In the context of growing concerns over food security and climate change, research on sustainable agricultural development increasingly emphasizes the interconnections within agricultural systems. This study developed a regionally integrated optimization and prediction agricultural model to systematically analyze the impacts of climate change on agricultural systems and their feedback mechanisms from a water-energy-food-carbon (WEFC) nexus perspective. Applied to the Pearl River Basin, the model evaluates future trends in grain yield, water use, energy consumption, and carbon emissions under various climate scenarios throughout this century.

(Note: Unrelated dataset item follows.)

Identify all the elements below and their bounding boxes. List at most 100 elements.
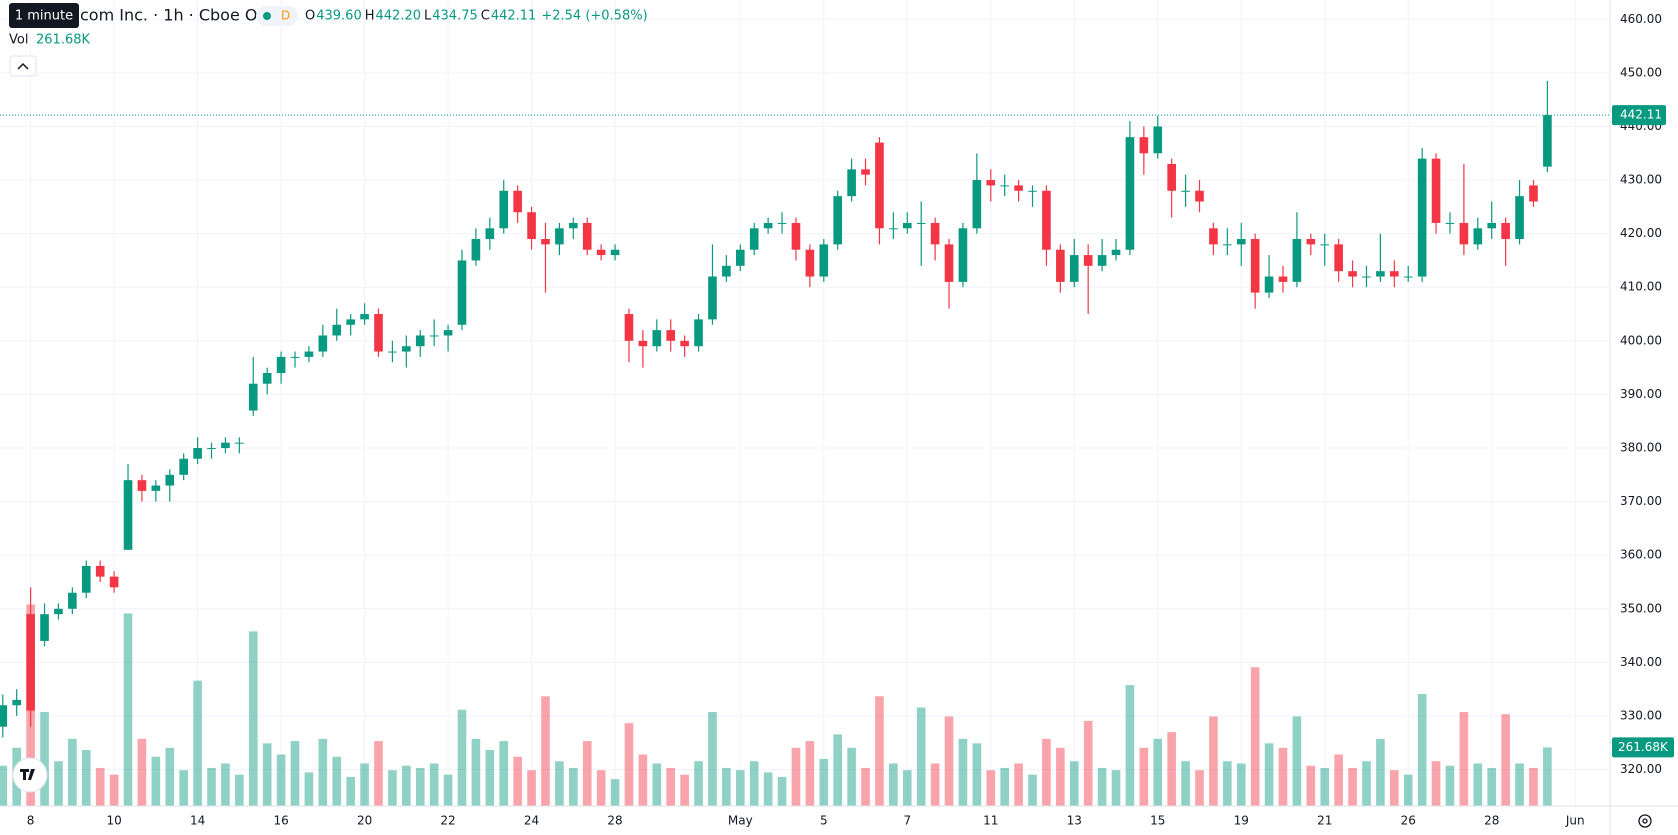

The results indicate that rising temperatures significantly reduce crop yields, particularly in the western basin, increasing the environmental footprint per unit of grain produced. However, the CO2 fertilization effect substantially offsets these negative impacts. Under the SSP585 scenario, CO2 concentrations rising from 599.77 ppm to 1135.21 ppm by the century’s end led to a shift in crop yield trends from negative (Z = −7.03) to positive (Z = 11.01). This also reduces water, energy, and carbon footprints by 12.82%, 10.62%, and 10.59%, respectively. These findings highlight the critical importance of adaptive management strategies, including precision irrigation, optimized fertilizer use, and climate-resilient practices, to ensure sustainable agricultural production. Despite these insights, the model has limitations. Future research should incorporate uncertainty analysis, diverse adaptation pathways, and advanced technologies such as machine learning and remote sensing to improve predictive accuracy and applicability. This study offers valuable guidance for mitigating the adverse impacts of climate change on the WEFC nexus, supporting sustainable agricultural practices and science-based policy development.